徳川美術館の《龍図》は、下のサイトで見られます。いずれも“伝”陳容筆ですけどね。

なにはともあれ……今展のタイトルが『手塚雄二展 雲は龍に従う』とネーミングされているのは、これらの作品や陳容さんへのリスペクトが感じられますね。

また、小下図や天井画の『叡嶽双龍』とは別に……その後の令和5年(2023) 70歳の時に描かれた、《阿龍》と《吽龍》という作品も展示されています。

《阿龍》
《吽龍》

■『叡嶽双龍』“以外の約50作品”にも、心奪われました

正直ですね……入館料が1,400円だったかな……部屋に入るまでは高いなぁって思いました。でも天井画の《叡嶽双龍》を見てから、さらに手塚雄二さんのほかの様々な作品を見ていきながら……見に来て良かったし高くなかったなぁって思いました。

《雷神雷雲》平成11年(1999)46歳
《雷神雷雲》部分
《雷神雷雲》部分
《雷神雷雲》部分
《雷神雷雲》部分
《雷神雷雲》部分
《雷神雷雲》部分
《雷神雷雲》部分
《風宴》平成16年(2004)51歳


《兆(きざし)》平成31年(2019) 66歳
《兆(きざし)》部分
《兆(きざし)》部分
《兆(きざし)》部分
《兆(きざし)》部分
《兆(きざし)》部分
《兆(きざし)》部分
《雪韻》平成28年(2016)63歳
《雪韻》部分
《春夢》令和5年(2022)70歳

手塚雄二さんの絵を見ながら「あぁ、日本人で良かったなぁ……こういう絵が美しいって感じられる感性を持てたことがうれしい」って、しみじみと思いました。細部までものすごく繊細で、油断するとポロッとなくなってしまいそうな儚さはかなさみたいなものが感じられてドキドキしたし、冒頭に記したように、涙が溢れ出そうになりました(溢れませんでしたけどね)。
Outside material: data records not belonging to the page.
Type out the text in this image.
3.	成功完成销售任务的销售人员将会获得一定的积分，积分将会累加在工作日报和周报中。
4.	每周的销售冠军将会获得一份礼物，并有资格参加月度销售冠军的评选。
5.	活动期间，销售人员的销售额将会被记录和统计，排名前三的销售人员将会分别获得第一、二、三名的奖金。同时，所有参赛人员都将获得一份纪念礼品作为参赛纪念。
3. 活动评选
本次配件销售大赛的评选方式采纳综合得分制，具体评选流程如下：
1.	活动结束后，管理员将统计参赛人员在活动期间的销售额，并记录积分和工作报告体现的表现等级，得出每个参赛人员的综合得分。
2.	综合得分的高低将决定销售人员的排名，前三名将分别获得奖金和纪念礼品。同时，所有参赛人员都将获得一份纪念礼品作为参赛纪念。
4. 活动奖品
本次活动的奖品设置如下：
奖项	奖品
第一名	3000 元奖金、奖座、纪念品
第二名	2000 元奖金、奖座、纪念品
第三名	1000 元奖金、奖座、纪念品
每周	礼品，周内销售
またわたしは、現代アートって苦手だなぁって思っていたのですが……現代美術が苦手なわけではないんだなと、手塚雄二さんの絵を見ながら改めて思いました。

それに日本画って……もちろん大先生と言われる手塚雄二さんの作品だからというのもあると思いますが……ちゃんと、すごく進化してきているんだとも感じました。手塚雄二さんのような作品を、例えば師匠の平山郁夫さんが書けたかと言えば、書けなかったでしょうし、狩野永徳さんや俵屋宗達さん、酒井抱一さんや葛飾北斎さんだって、手塚雄二さんのような龍や雷神はもちろん、雪や枯れた蓮も描けなかっただろうなと。もちろん古人と比べるものではないでしょうけど、そうした先人の足跡を踏まえながら、日本画が、きちんと進化しているということを確認できて、とてもうれしい気持ちにもなりました。←何様?

急遽行くことになった『手塚雄二展 雲は龍に従う』でしたが、予想外に収穫の多い美術展でした。横浜そごう美術館自体は……そんなに良い展示環境ではありませんでしたが(個人の感想です)、それでも行って良かったと思わせるものが、手塚雄二さんの作品にはありました。(横浜)そごう美術館では今月17日までですが、12月7日〜12月25日には名古屋の松坂屋美術館へも巡回されるそうなので、ご興味があれば「ぜひ!」という感じです。

ということで、今回のnoteは以上です。